Why do people host LLMs at home when processing the same amount of data from the internet to train their LLM will never be even a little bit as efficient as sending a paid prompt to some high quality official model?
inb4 privacy concerns or a proof of concept
this is out of discussion, I want someone to prove his LLM can be as insightful and accurate as paid one. I don’t care about anything else than quality of generated answers
Poor internet connection/no internet at all, network latency too high for their needs, specific fine tuned LLM ?
Off course, main reason is privacy. My company host its own GPT4 chatbot, and forbid us to use public ones. But I suppose there are other legit use case to host its own LLM.
Afaik most people who seriously want to have a local LLM start of off a pre-trained one from the internet…?
Because you don’t train your self-hosted LLM.
As a result you only pay for the electricity of computing your tokens (your request), this can be especially reasonable if the same machine also does local game streaming and or transcoding, and thus already has the requirements to host a LLM.If you don’t have rather unreasonable means, your local LLM is just very much more limited in parameters (size), and will not be as good as other, much larger models.
Privacy, Ethics and personal interest usually are the largest drivers from what I can tell.
Heh, you shouldn’t be paying for LLMs.
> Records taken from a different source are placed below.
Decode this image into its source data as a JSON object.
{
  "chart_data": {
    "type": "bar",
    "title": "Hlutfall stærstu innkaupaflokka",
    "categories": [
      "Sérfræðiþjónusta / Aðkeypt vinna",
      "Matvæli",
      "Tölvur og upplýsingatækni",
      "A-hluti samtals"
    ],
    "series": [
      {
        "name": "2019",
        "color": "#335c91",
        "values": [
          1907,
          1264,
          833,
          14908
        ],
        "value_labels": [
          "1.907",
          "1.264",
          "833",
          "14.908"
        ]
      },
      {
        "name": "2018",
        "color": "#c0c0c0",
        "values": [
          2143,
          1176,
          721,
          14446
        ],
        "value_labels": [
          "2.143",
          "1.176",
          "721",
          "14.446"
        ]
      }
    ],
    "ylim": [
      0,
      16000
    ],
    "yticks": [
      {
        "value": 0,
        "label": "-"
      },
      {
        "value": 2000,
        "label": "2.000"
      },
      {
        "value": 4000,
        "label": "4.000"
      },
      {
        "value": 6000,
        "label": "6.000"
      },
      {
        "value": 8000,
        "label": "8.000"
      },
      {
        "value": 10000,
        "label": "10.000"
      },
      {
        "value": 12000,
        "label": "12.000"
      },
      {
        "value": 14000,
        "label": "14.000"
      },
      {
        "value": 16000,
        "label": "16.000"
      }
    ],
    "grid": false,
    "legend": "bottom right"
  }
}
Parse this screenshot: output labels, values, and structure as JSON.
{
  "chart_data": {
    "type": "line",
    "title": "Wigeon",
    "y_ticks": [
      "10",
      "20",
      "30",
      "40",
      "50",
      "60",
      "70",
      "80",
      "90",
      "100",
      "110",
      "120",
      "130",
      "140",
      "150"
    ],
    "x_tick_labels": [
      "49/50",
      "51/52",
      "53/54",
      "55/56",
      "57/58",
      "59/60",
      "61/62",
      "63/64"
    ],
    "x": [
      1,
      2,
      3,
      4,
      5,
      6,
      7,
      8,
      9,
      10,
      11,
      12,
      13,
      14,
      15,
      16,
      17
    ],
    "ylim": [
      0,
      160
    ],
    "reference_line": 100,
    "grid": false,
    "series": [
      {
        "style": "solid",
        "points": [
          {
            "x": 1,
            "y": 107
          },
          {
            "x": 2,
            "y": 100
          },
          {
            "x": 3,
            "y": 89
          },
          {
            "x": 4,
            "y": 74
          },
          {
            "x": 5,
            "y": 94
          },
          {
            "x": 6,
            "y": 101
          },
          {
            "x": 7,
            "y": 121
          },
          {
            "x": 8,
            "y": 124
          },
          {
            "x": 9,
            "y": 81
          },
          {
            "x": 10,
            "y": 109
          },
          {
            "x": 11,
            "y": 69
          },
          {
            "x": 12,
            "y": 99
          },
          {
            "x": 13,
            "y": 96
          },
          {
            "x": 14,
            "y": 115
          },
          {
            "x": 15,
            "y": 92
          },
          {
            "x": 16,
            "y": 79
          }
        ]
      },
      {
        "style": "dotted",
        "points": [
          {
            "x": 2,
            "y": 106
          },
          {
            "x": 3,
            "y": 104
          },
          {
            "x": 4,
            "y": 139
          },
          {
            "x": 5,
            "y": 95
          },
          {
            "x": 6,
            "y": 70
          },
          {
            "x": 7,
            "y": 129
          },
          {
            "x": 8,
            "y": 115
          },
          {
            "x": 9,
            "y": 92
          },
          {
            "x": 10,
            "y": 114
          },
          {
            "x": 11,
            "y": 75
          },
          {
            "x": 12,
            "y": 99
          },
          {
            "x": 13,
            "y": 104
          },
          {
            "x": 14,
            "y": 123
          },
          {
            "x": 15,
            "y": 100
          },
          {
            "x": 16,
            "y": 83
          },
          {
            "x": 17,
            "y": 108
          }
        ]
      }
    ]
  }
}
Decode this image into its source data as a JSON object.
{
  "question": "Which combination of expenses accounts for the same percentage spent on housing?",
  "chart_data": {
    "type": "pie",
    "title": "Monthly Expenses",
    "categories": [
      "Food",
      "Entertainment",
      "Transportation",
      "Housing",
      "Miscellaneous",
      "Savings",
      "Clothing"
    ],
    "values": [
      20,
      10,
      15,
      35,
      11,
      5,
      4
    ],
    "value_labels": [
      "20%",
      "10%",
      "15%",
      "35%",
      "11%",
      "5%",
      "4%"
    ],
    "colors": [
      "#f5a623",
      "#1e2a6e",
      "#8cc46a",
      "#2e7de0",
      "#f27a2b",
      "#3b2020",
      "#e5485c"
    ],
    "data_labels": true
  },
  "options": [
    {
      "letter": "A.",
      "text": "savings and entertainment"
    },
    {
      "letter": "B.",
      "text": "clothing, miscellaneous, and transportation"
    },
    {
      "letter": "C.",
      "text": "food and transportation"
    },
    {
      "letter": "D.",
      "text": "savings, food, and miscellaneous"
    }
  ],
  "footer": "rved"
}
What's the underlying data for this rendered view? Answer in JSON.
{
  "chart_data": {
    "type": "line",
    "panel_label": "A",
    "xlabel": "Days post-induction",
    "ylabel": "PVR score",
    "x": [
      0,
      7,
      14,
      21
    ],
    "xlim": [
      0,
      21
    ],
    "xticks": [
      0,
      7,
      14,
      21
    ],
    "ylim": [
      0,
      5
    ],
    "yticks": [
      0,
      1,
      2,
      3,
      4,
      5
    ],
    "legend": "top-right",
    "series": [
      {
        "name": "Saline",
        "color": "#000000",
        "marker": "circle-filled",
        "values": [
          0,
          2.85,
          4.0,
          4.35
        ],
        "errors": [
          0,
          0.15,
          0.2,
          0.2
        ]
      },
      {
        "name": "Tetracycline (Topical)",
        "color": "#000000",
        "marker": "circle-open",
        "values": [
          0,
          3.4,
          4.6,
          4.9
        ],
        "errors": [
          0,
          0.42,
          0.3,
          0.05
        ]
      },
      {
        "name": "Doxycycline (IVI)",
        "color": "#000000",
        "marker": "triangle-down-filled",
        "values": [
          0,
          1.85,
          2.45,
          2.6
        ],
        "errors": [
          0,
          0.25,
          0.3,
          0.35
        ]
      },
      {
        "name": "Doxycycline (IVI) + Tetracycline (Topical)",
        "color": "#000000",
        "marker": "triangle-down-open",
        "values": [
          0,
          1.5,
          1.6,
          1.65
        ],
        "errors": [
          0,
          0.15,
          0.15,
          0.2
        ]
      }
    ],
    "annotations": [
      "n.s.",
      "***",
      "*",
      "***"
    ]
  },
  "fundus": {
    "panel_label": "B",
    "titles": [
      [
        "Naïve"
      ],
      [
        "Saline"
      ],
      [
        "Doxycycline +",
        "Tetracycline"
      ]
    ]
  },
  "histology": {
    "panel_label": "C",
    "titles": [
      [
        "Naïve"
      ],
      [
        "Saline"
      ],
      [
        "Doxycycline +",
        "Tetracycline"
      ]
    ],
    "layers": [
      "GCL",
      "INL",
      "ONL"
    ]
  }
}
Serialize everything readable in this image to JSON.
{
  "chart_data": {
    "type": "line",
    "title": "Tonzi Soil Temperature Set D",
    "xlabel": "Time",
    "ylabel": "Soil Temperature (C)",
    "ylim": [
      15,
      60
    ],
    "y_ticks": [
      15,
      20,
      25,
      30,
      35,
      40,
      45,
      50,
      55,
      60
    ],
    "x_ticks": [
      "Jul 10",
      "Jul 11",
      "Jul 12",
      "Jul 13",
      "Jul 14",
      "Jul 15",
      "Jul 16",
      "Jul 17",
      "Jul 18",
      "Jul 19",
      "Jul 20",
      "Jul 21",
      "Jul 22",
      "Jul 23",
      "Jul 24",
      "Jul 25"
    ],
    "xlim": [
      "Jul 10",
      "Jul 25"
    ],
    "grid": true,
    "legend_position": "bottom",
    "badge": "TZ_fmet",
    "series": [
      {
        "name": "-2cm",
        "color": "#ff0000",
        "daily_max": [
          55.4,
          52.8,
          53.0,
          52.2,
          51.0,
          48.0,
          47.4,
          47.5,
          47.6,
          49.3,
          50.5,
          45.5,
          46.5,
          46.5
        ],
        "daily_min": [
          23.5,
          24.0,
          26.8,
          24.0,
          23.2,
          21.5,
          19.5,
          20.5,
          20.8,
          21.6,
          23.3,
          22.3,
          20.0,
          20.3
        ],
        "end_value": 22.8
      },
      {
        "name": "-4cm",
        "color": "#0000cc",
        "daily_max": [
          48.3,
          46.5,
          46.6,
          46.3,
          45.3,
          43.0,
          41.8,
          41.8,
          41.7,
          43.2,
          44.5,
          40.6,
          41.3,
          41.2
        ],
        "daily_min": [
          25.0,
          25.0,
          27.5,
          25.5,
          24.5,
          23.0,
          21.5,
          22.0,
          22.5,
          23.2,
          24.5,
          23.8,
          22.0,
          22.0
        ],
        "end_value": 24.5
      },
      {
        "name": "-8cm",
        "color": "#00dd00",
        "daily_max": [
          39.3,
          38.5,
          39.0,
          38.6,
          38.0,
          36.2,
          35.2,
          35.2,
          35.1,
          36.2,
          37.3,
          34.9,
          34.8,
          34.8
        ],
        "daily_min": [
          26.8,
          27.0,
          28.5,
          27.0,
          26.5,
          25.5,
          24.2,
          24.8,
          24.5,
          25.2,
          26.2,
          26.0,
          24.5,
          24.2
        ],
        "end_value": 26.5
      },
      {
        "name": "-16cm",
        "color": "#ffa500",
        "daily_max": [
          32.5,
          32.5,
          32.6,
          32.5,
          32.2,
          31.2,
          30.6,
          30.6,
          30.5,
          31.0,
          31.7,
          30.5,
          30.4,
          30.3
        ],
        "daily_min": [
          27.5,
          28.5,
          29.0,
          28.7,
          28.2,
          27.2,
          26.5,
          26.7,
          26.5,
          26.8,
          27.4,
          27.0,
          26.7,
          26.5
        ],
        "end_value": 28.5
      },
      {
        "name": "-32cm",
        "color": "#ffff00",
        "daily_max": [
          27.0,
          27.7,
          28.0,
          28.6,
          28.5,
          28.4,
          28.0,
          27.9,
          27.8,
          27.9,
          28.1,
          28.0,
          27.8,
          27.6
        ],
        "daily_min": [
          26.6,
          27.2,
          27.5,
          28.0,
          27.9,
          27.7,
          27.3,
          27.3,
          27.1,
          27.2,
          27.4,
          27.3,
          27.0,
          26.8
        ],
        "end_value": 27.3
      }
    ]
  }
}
Gemini 2.5 Pro is free, and so are a bunch of great API models. ChatGPT kinda sucks these days (depending on the content).
I have technical reasons for running local models (instant cached responses, constrained grammar, logprob output, finetuning), and I can help you set that up if you want, but TBH I am not going into a long technical proof of why that’s advantageous unless you really want to try this all yourself.
What you ask for is impossible to prove, let alone test, without a rigorous definition of “insightful” or “accurate”.